Touching upon the 'One-state, one-member, one-vote' recommendation the court said: "Those existing members who are affected by the changes suggested by the Committee must appreciate that the changes are being suggested in the interest of the game as a whole and also having regard to BCCI’s role as a national body to promote and control cricket in India.

Governance of cricket being the central theme, the changes in membership in the BCCI are inevitable and must be seen by all concerned in the right spirit of fair representation and for the betterment of cricket administration."

This East Zone official is unhappy that the Supreme Court has endorsed the Lodha Committee report that the six Ranji Trophy teams (from Maharashtra and Gujarat) would receive the financial grant for the development of cricket. "There is also this rule that member units which staged Test matches, ODIs and Twenty20 matches should be given more money. It’s possible that someone may go to court now," the official said.

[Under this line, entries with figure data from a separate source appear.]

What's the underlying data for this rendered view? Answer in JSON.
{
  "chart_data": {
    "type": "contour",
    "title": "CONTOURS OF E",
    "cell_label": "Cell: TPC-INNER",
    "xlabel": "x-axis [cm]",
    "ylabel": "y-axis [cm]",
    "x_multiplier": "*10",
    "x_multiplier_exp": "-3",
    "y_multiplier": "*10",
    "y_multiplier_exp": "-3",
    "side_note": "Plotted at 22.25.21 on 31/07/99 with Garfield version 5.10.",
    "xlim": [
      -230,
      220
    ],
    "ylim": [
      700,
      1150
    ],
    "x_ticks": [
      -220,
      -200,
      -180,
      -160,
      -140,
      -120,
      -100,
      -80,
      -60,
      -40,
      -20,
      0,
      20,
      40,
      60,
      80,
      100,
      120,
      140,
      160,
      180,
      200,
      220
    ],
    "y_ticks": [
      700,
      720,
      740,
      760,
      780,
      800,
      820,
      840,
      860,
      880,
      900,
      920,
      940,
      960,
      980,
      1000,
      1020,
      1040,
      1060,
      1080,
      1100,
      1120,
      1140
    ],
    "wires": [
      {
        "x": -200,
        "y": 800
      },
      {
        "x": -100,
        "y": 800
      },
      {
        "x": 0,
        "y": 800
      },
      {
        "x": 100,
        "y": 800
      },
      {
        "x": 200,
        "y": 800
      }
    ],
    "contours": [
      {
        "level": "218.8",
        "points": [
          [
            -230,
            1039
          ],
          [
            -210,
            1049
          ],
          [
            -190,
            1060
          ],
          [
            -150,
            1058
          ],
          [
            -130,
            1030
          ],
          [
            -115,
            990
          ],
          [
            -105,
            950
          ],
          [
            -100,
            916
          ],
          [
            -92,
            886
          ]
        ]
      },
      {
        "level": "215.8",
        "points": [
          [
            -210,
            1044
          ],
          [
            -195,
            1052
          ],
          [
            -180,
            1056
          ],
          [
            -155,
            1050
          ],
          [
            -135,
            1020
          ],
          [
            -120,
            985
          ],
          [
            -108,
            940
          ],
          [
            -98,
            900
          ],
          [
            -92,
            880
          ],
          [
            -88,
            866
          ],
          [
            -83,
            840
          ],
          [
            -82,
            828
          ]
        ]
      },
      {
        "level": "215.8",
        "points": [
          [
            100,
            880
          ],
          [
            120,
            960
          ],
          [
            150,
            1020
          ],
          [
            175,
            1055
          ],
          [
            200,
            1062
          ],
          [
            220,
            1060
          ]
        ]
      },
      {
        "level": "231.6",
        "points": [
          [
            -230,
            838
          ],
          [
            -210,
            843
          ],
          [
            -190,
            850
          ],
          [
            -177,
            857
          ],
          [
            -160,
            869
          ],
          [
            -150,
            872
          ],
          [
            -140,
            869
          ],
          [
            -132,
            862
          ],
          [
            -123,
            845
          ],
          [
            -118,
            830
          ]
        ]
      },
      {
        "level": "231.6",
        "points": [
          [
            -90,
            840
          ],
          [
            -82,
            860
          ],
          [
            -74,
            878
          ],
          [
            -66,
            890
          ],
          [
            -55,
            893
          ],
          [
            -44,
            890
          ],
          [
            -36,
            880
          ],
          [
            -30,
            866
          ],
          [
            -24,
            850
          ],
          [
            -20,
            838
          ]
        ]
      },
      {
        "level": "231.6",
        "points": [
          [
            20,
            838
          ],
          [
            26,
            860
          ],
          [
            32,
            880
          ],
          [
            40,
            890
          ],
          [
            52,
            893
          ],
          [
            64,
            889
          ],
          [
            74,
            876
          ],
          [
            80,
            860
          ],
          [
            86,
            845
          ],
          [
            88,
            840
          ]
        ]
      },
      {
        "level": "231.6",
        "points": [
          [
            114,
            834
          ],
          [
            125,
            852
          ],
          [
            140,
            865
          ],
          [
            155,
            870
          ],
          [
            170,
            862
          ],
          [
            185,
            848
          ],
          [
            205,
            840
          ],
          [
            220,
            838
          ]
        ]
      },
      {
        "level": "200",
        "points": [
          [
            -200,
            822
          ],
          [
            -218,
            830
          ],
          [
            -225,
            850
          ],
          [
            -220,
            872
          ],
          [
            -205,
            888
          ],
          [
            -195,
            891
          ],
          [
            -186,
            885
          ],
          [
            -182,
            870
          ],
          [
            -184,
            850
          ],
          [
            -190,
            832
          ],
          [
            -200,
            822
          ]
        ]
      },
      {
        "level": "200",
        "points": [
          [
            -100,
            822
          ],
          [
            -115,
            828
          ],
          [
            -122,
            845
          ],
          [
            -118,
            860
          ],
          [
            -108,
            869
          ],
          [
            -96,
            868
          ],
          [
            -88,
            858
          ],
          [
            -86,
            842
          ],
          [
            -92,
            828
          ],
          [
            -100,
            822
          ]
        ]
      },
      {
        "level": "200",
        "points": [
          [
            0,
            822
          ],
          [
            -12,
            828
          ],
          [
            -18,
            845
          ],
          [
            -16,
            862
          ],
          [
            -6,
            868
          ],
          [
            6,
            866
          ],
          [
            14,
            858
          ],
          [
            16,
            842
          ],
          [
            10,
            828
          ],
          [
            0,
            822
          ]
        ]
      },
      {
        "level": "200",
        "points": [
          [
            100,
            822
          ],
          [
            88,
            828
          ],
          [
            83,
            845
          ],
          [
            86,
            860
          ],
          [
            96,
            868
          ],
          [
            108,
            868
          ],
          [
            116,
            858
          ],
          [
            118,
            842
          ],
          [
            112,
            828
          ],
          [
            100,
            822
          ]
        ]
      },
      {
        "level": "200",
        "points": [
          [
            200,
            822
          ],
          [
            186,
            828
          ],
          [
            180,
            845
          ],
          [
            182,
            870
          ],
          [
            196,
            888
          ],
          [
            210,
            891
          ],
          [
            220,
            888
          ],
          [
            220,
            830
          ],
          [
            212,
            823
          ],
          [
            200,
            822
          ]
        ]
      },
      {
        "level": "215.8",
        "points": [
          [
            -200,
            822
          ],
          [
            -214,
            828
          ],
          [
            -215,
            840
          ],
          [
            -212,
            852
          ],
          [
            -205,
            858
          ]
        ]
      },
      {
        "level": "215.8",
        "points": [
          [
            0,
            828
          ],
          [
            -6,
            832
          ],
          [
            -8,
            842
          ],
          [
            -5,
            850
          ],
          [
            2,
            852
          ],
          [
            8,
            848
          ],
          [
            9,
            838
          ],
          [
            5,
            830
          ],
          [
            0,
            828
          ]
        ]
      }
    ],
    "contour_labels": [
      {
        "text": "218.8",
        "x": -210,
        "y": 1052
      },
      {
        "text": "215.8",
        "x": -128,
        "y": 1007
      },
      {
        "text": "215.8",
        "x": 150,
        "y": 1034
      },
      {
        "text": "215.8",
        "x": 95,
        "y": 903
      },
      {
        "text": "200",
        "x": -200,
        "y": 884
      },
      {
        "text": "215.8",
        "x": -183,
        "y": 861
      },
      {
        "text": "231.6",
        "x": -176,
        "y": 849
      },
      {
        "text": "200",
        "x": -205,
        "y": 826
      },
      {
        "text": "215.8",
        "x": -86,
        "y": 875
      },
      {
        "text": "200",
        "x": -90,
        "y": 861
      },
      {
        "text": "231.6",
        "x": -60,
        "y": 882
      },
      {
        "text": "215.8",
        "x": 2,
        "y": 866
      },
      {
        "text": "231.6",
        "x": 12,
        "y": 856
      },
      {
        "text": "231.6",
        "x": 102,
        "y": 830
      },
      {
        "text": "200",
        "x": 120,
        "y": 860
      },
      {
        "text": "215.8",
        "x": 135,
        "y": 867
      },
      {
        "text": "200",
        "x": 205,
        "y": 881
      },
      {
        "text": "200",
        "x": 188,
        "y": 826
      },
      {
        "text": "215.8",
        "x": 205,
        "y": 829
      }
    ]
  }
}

The official did not offer any comment on the Court’s decision to go with the recommendation that the CAG and the State Accountant General’s office will be a part of the management of the BCCI and State association, but he welcomed the move to put in place systems and mechanisms to monitor the usage of grants given to the State associations.

With the BCCI to come under the ambit of the Rules and Regulations rewritten by the Lodha Committee in six months' time, the distribution of a fixed sum for all states will come to an end.